Barfield also noted that it is hard to generalize from SolarWorld’s experience, as it does not have the data necessary for a comparison.
Cogan said the bank supplements the private sector by assuming the risk associated with foreign markets, which are often less developed than the American market, lowering the barriers American companies face in exporting their products and leading to more American jobs.
Cogan also said the bank takes several steps to involve the private sector in its loans: It typically sells loan guarantees, which are insurance for the private lender assuring they will be repaid, and its charter only allows it to finance up to 85 percent of the deal, mandating that private entities step in to finance the rest.
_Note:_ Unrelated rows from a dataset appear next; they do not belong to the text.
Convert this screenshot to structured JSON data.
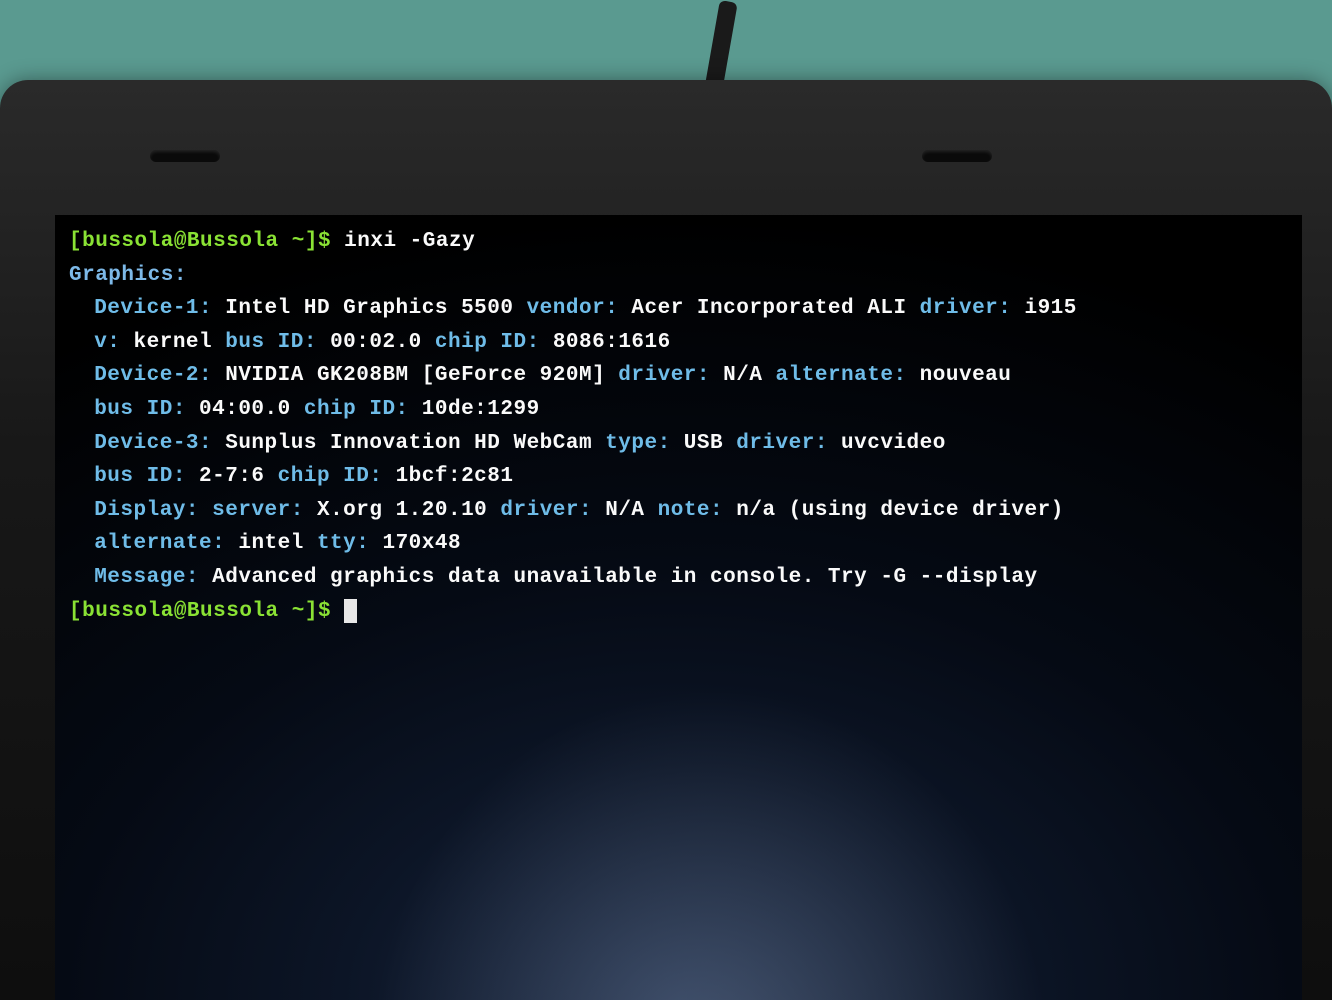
{
  "prompt": {
    "open": "[",
    "userhost": "bussola@Bussola",
    "path": " ~",
    "close": "]$ ",
    "command": "inxi -Gazy"
  },
  "header": "Graphics:",
  "dev1": {
    "label": "Device-1:",
    "name": " Intel HD Graphics 5500 ",
    "vendor_k": "vendor:",
    "vendor_v": " Acer Incorporated ALI ",
    "driver_k": "driver:",
    "driver_v": " i915",
    "v_k": "v:",
    "v_v": " kernel ",
    "busid_k": "bus ID:",
    "busid_v": " 00:02.0 ",
    "chipid_k": "chip ID:",
    "chipid_v": " 8086:1616"
  },
  "dev2": {
    "label": "Device-2:",
    "name": " NVIDIA GK208BM [GeForce 920M] ",
    "driver_k": "driver:",
    "driver_v": " N/A ",
    "alt_k": "alternate:",
    "alt_v": " nouveau",
    "busid_k": "bus ID:",
    "busid_v": " 04:00.0 ",
    "chipid_k": "chip ID:",
    "chipid_v": " 10de:1299"
  },
  "dev3": {
    "label": "Device-3:",
    "name": " Sunplus Innovation HD WebCam ",
    "type_k": "type:",
    "type_v": " USB ",
    "driver_k": "driver:",
    "driver_v": " uvcvideo",
    "busid_k": "bus ID:",
    "busid_v": " 2-7:6 ",
    "chipid_k": "chip ID:",
    "chipid_v": " 1bcf:2c81"
  },
  "display": {
    "label": "Display:",
    "server_k": " server:",
    "server_v": " X.org 1.20.10 ",
    "driver_k": "driver:",
    "driver_v": " N/A ",
    "note_k": "note:",
    "note_v": " n/a (using device driver)",
    "alt_k": "alternate:",
    "alt_v": " intel ",
    "tty_k": "tty:",
    "tty_v": " 170x48"
  },
  "message": {
    "label": "Message:",
    "text": " Advanced graphics data unavailable in console. Try -G --display"
  },
  "prompt2": {
    "open": "[",
    "userhost": "bussola@Bussola",
    "path": " ~",
    "close": "]$ "
  }
}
Critics of the bank remain opposed to its work.
"American taxpayers should not be serving as a backstop for loans to multi-million or multi-billion dollar companies seeking high risk loans to do business in unstable markets," said Holler.
Cato’s James conceded that foreign subsides put America in a bind. If America does not help its businesses, it puts its businesses at a competitive disadvantage, but entering the subsidization competition leads to an "arms race" of sorts.
Holler set his sights on the bank’s next reauthorization battle.
"When the bank comes up for reauthorization in 2014, it should not be extended or expanded," he wrote in an email. "Instead, Republicans in Congress would be wise to characterize the bank for what it is, a fund for corporate welfare. If the Democrats want to jeopardize taxpayer money to assist their corporate backers, so be it, but those who ran for office under the banner of conservatism should know better."